Chambre du Conseil à Hasselt

Bruno Venanzi, comme personne physique, et le club du Standard, personne morale, ont été inculpés dans le dossier du transfert d’Edmilson Junior vers le club qatari d’Al Duhail, en 2018. Le club de Saint-Trond a porté plainte au pénal à Hasselt, contre le Standard et son président, ainsi qu’auprès de la FIFA, de l’UEFA et de l’Union belge de football.

Le procureur du Roi limbourgeois, en charge du dossier, demande leur renvoi en correctionnelle du chef de " faux en écriture et usage de faux ". Ce vendredi, à 9h, la chambre du Conseil de Hasselt a trois possibilités :

1.Suivre le réquisitoire du Parquet et renvoyer les inculpés devant le tribunal correctionnel.

2. Décider d’un non-lieu (pas de poursuite, les charges retenues n’étant pas suffisantes).

3.Reporter sa décision si l’avocate du club du Standard et de son président, Me Sandra Berbuto, demande des devoirs d’enquête complémentaires, ce qui aurait déjà été formulé auparavant selon nos informations.
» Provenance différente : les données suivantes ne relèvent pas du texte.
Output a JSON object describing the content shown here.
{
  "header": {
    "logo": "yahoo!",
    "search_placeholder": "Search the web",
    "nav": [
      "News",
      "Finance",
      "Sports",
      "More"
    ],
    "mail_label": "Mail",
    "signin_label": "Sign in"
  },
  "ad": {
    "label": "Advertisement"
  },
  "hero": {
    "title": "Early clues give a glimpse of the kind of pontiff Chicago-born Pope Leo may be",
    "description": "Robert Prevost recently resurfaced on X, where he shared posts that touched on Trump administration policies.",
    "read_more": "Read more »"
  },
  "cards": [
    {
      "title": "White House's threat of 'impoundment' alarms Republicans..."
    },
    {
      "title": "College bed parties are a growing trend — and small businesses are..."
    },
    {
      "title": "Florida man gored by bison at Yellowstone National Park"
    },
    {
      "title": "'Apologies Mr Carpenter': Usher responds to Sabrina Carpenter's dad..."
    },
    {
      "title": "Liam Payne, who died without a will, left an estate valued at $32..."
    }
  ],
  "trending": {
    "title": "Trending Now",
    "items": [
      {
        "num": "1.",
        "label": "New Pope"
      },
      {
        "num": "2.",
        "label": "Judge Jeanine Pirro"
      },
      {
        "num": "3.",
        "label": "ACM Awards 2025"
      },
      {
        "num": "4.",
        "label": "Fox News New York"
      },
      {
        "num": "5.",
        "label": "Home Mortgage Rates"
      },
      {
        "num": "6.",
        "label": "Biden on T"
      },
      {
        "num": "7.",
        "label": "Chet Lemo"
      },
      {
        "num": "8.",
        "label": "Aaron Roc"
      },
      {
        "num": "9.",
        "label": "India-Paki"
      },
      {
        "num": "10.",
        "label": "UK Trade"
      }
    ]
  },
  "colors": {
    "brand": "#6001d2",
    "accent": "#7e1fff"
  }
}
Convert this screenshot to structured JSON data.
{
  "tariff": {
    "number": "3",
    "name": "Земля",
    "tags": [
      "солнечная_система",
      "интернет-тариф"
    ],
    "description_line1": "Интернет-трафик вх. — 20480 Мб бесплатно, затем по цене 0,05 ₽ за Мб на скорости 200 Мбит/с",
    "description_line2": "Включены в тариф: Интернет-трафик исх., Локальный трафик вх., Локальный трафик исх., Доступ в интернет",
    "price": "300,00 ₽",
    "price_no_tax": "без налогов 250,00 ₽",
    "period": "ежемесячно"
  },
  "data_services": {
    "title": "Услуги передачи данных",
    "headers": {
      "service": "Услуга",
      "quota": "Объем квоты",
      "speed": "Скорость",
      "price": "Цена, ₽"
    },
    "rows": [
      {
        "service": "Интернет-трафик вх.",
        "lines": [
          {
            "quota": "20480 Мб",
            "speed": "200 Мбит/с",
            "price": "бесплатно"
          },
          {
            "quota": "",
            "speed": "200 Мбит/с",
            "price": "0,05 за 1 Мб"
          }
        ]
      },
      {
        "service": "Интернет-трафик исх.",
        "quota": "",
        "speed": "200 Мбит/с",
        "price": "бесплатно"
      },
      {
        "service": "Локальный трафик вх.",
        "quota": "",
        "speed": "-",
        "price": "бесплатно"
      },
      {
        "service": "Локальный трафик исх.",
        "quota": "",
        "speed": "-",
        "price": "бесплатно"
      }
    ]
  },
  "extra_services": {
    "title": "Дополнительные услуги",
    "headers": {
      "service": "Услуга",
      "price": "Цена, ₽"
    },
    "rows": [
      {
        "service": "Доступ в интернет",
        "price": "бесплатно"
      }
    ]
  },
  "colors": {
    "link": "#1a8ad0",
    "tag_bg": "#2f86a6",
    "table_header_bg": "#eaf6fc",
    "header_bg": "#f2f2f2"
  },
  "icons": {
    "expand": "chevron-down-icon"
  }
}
Dans la première hypothèse, Bruno Venanzi passerait donc du statut d’inculpé à celui de prévenu, pour utiliser les termes judiciaires précis. En correctionnelle, le président liégeois risquerait des amendes (de 26 à 3000 euros multipliés par les décimes additionnels) et une peine de prison (sans doute avec sursis) d’un mois à 5 ans. Le club, quant à lui, pourrait écoper d’une amende très salée.

Rappel des faits

A l’été 2018, Edmilson junior, 23 ans, va être transféré du Standard de Liège vers le club qatari d’Al Duhai Sports club. Le Belgo-Brésilien sort de play-offs fracassants, sous la baguette du coach portugais Ricardo Sa Pinto, et il est au " top " de sa forme. Formé à Sclessin, le fils de l’ancien joueur Edmilson (Seraing puis Standard) a été acheté à Saint-Trond, en 2015, pour 1,2 million. Le club trudonnaire a négocié alors un bonus de 40% sur la plus-value réalisée lors de la revente du joueur dans un autre club. C’est un grand classique du genre entre les clubs en vue des périodes de " mercato ". Mais les deux clubs ne s’entendent pas à l’époque. Ils sont en litige sur d’autres dossiers et le Standard décide de vendre son joueur vedette pour 2 millions seulement au club qatari. Soit un montant largement en dessous du prix du marché pour un jeune attaquant de cette valeur. Diminuant ainsi sérieusement la part du gâteau qui revient aux Limbourgeois dans la revente du joueur.

Convention de transfert

En réalité, deux conventions sont signées en juillet 2018. Et c’est là tout le nœud de cette histoire. Il y a d’abord un accord classique de convention de transfert entre les deux clubs pour le transfert de Junior Edmilson Paulo da Silva (c’est son nom exact) le 24 juillet 2018, pour une somme de deux millions d’euros. La somme doit être payée au plus tard le 10 août sur le compte du club liégeois à la BNP Paribas Fortis.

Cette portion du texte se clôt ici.